Itinéraire d’une vélotafeuse : de St Victor à St Jérôme, le sas de décompression de Sandie

Cet après-midi là, il flotte dans l’air comme une odeur de pin, d’herbes folles et de fleurs fraiches aux abords du Cloitre. Nous avons rendez-vous chez le Paysan urbain, une ferme sociale et solidaire au cœur du 13e arrondissement pour y rencontrer Sandie Lachouette, sa codirectrice. Vélotafeuse accomplie, Sandie parcourt chaque matin près de 8 kilomètres pour rejoindre cet écrin de verdure insoupçonné dans les quartiers Nord. Posée à l’abris sous une serre, elle nous raconte l’expérience qu’elle renouvelle quotidiennement, avec plaisir.
Qu'est-ce qui t'a fait choisir le vélotaf ? C'est quoi ton « déclic vélo » ?
C'est la circulation marseillaise qui m'a décidée. Et puis des raisons personnelles de ne pas avoir envie de prendre le véhicule tous les jours. Le vélo, pour moi qui ai un travail très mental, très cérébral derrière un ordinateur, c'est aussi l'occasion de faire un peu de sport dans la journée et de compenser mon activité mentale par une activité physique le matin et le soir.
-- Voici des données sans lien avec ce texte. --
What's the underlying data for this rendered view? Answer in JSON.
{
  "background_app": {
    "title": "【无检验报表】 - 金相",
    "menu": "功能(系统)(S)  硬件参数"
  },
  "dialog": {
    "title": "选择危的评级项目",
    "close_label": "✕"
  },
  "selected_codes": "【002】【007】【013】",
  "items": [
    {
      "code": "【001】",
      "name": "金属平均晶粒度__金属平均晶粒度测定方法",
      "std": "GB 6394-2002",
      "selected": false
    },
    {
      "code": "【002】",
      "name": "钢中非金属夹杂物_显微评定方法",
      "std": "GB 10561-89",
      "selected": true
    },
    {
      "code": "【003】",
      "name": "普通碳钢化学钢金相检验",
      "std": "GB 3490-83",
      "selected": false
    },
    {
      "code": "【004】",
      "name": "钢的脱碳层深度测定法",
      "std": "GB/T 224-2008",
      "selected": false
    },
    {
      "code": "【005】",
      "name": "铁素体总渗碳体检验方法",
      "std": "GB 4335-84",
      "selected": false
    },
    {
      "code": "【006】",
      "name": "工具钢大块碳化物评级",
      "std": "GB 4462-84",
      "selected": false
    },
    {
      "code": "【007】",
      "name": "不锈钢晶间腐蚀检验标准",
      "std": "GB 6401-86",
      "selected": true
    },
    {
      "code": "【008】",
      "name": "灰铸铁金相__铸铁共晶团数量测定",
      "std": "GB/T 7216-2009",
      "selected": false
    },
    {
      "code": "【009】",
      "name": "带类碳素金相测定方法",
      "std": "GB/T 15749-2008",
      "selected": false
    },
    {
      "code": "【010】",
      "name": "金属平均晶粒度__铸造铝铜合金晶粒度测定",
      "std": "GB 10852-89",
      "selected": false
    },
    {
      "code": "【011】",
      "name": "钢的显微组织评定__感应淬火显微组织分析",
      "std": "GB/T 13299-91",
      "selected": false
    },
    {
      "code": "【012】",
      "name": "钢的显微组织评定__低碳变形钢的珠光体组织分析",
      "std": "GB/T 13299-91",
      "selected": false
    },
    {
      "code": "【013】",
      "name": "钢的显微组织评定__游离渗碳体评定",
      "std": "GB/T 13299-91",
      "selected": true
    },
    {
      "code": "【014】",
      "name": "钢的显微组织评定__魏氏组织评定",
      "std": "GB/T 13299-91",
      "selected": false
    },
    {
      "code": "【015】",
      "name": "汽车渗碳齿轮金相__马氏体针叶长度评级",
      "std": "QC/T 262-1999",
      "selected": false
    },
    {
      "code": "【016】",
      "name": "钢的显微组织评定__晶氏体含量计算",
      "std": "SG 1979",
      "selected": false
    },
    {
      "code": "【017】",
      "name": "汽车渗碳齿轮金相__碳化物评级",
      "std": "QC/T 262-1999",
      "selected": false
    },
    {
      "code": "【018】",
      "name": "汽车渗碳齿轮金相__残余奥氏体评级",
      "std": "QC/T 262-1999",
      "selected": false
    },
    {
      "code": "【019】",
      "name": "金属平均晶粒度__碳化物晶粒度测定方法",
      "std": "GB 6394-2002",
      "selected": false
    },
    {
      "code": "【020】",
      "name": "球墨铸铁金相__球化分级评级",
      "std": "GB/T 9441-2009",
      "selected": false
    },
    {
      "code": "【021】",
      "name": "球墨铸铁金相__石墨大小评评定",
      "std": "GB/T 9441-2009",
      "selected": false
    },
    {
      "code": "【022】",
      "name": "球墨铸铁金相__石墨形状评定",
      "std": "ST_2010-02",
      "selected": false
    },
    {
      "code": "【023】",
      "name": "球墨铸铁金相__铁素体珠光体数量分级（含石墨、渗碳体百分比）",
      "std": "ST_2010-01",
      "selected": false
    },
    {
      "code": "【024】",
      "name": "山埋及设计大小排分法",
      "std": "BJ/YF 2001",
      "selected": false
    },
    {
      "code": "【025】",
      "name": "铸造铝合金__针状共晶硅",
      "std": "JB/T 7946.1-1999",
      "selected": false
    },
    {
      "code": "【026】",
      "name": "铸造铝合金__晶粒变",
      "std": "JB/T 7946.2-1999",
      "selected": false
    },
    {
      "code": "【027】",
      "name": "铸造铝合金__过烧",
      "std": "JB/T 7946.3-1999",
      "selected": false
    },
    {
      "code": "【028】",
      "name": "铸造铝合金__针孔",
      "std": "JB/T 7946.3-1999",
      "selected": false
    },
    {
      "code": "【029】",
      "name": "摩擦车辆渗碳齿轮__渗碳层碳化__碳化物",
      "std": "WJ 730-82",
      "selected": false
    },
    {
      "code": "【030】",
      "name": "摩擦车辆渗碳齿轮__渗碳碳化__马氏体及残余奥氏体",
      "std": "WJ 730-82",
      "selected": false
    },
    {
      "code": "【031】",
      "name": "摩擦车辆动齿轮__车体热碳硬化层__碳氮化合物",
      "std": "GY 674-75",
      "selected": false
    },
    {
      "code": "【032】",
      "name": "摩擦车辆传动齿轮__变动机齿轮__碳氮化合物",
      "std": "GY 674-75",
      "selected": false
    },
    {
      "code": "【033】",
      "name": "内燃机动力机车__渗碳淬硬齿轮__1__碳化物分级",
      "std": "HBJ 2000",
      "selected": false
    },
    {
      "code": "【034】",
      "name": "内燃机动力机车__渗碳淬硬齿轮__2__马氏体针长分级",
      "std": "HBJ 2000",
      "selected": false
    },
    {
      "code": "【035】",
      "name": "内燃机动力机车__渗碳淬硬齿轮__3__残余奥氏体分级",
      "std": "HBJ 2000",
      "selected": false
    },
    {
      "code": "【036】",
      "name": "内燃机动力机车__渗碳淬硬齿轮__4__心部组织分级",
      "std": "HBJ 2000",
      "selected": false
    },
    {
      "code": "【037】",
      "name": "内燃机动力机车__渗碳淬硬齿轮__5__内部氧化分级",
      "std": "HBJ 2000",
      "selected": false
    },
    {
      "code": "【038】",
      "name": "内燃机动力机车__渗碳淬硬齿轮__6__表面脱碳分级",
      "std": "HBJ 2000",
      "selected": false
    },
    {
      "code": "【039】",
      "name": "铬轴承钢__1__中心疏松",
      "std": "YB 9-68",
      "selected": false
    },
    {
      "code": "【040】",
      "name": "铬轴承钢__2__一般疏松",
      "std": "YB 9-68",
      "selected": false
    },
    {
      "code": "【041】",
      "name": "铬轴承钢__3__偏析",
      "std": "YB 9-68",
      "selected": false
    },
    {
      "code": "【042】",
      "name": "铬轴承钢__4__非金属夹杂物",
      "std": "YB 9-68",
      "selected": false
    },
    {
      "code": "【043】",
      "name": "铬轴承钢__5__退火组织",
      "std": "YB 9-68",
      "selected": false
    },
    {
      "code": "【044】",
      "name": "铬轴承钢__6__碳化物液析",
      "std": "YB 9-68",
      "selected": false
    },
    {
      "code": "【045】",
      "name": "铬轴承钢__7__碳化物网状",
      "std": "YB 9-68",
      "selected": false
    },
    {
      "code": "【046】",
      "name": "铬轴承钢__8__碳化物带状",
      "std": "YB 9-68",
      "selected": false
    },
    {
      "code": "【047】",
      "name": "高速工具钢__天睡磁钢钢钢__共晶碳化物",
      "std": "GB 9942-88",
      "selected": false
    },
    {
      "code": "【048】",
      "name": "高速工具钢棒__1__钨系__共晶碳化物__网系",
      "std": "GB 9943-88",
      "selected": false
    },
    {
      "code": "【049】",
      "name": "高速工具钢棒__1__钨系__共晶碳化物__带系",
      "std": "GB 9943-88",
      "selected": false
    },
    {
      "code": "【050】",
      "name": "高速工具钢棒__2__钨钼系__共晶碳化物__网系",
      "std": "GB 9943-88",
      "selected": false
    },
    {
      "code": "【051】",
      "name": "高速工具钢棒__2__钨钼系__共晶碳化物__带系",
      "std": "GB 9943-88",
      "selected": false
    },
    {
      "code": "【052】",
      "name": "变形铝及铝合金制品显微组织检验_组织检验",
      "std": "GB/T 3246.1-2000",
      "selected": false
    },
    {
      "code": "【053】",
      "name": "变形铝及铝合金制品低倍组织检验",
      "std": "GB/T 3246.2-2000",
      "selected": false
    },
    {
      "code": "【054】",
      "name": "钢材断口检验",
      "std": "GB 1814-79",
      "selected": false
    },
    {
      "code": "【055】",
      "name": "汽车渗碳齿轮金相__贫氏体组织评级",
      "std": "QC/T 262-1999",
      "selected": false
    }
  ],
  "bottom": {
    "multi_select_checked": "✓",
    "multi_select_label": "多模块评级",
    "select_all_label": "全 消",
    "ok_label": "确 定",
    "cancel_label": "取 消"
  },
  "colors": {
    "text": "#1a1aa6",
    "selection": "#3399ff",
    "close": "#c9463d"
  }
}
J'utilise mon vélo pour aller au travail depuis environ 3-4 ans maintenant. Mais j'ai commencé à circuler à vélo à Marseille il y a environ 5-6 ans, d'abord dans ma vie personnelle. C'était à une époque où je suis revenue sur Marseille, où j'avais un véhicule mais pas forcément envie de l'utiliser tout le temps. Je restais dans Marseille et ne sortais pas de la ville pour mon activité professionnelle ou personnelle. À Marseille, le vélo se passe très bien pour moi, et comme les transports sont assez difficiles, ça me permet de circuler à toute heure sans contrainte.
Qu'est-ce qui te plait dans ce mode de déplacement ? C'est quoi tes petits bonheurs à pédale ?
Ce qui me plaît, c'est d'être dehors, de ne pas être enfermée dans un véhicule ou dans un transport en commun. D'être libre de mes mouvements, de ne pas attendre un bus ou un métro. Et aussi de pouvoir transporter des choses - quand on est à pied, on a un sac à dos qui devient vite lourd, alors qu'avec le vélo, j'ai des sacoches.
C'est vraiment un SAS de décompression, un moment de transit entre ma vie professionnelle et ma vie personnelle. Je prends mon temps, je mets généralement environ 40 minutes pour faire le trajet. C'est important pour mon équilibre d'avoir ce moment pour mettre mon corps en mouvement.
Je gagne aussi du temps par rapport aux transports en commun - en bus, je mettrais environ une heure, donc je gagne au moins 15-20 minutes par trajet.
Un lieu/un point de vue/un bâtiment/un paysage que tu as découvert à vélo dans les quartiers Nord ?
Ce que j'observe plus quand je suis à vélo qu'autrement, ce sont par exemple les gros mimosas qui explosent à la sortie de l'hiver, juste en dessous d'ici. Il y a aussi des glycines sur la route, dans des maisons que je croise vers Malpassé.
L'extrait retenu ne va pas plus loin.